Add remaining butter, 1 tablespoon at a time, whisking constantly, adding each piece before previous one has completely melted, and lifting pan from heat occasionally to cool mixture.
Remove from heat and stir in salt, cayenne, and lemon juice.
Transfer fish with a slotted spatula to a platter and reserve pan juices. Cover fish with foil. Discard zest, then pour pan juices into a 10-inch skillet and boil over moderately high heat until reduced to about 2 tablespoons, about 2 minutes. Gradually whisk into beurre blanc.
Blot any liquid accumulated on platter with paper towels, then spoon sauce over fish.
Recommended wine: Pinot Grigio, Gruener Veltliner, Pinot Noir
Fish on the menu? Try pairing with Pinot Grigio, Gruener Veltliner, and Pinot Noir. Fish is as diverse as wine, so it's hard to pick wines that go with every fish. A crisp white wine, such as a pinot grigio or Grüner Veltliner, will suit any delicately flavored white fish.
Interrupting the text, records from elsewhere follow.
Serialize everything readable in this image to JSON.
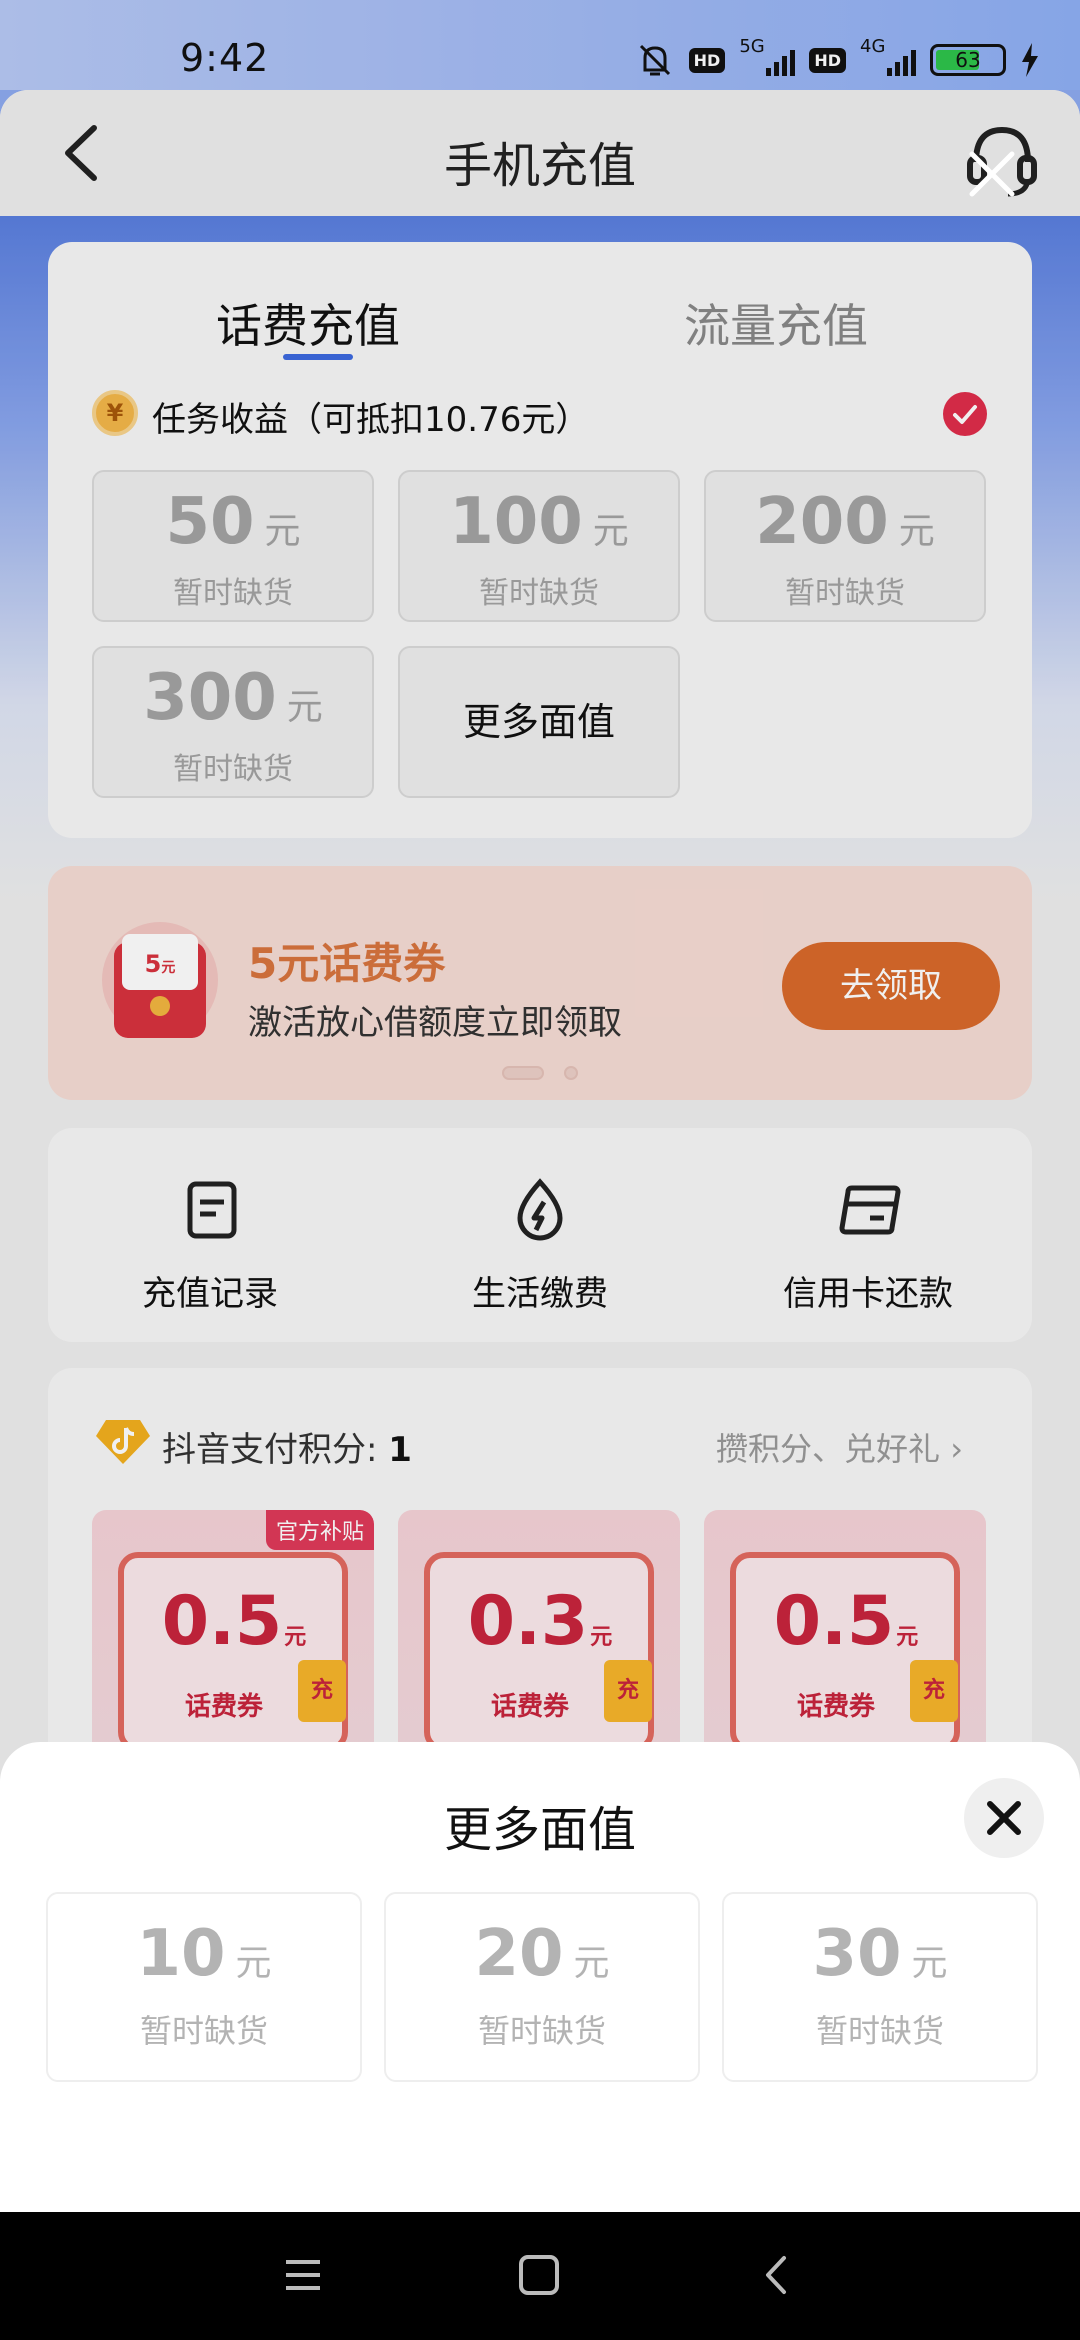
{
  "status": {
    "time": "9:42",
    "net1": "5G",
    "net2": "4G",
    "battery": "63",
    "hd": "HD"
  },
  "header": {
    "title": "手机充值"
  },
  "tabs": [
    {
      "label": "话费充值"
    },
    {
      "label": "流量充值"
    }
  ],
  "task": {
    "coin": "¥",
    "label": "任务收益（可抵扣10.76元）"
  },
  "amounts": [
    {
      "value": "50",
      "unit": "元",
      "status": "暂时缺货"
    },
    {
      "value": "100",
      "unit": "元",
      "status": "暂时缺货"
    },
    {
      "value": "200",
      "unit": "元",
      "status": "暂时缺货"
    },
    {
      "value": "300",
      "unit": "元",
      "status": "暂时缺货"
    }
  ],
  "more_label": "更多面值",
  "promo": {
    "icon_text": "5元",
    "title": "5元话费券",
    "subtitle": "激活放心借额度立即领取",
    "button": "去领取"
  },
  "shortcuts": [
    {
      "label": "充值记录"
    },
    {
      "label": "生活缴费"
    },
    {
      "label": "信用卡还款"
    }
  ],
  "points": {
    "label": "抖音支付积分: ",
    "value": "1",
    "link": "攒积分、兑好礼"
  },
  "coupons": [
    {
      "tag": "官方补贴",
      "value": "0.5",
      "unit": "元",
      "name": "话费券",
      "badge": "充"
    },
    {
      "tag": "",
      "value": "0.3",
      "unit": "元",
      "name": "话费券",
      "badge": "充"
    },
    {
      "tag": "",
      "value": "0.5",
      "unit": "元",
      "name": "话费券",
      "badge": "充"
    }
  ],
  "sheet": {
    "title": "更多面值",
    "amounts": [
      {
        "value": "10",
        "unit": "元",
        "status": "暂时缺货"
      },
      {
        "value": "20",
        "unit": "元",
        "status": "暂时缺货"
      },
      {
        "value": "30",
        "unit": "元",
        "status": "暂时缺货"
      }
    ]
  },
  "colors": {
    "accent": "#3d6ae0",
    "check": "#e02d4b",
    "promo_button": "#d96a2b",
    "coupon_red": "#c8253d"
  }
}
Meaty, strongly flavored fish such as salmon and tuna can even handle a light red wine, such as a pinot noir. You could try Loveblock Pinot Gris. Reviewers quite like it with a 4.6 out of 5 star rating and a price of about 24 dollars per bottle.
![Loveblock Pinot Gris]()
Loveblock Pinot Gris
Loveblock Pinot Gris is a pale golden with hints of green. The 2013 vintage is a dry style with floral aromas and a hint of ripe pineapple. The palate reveals poached pear and blood orange, and finishes with a touch of citrus, good texture and rich mouth feel.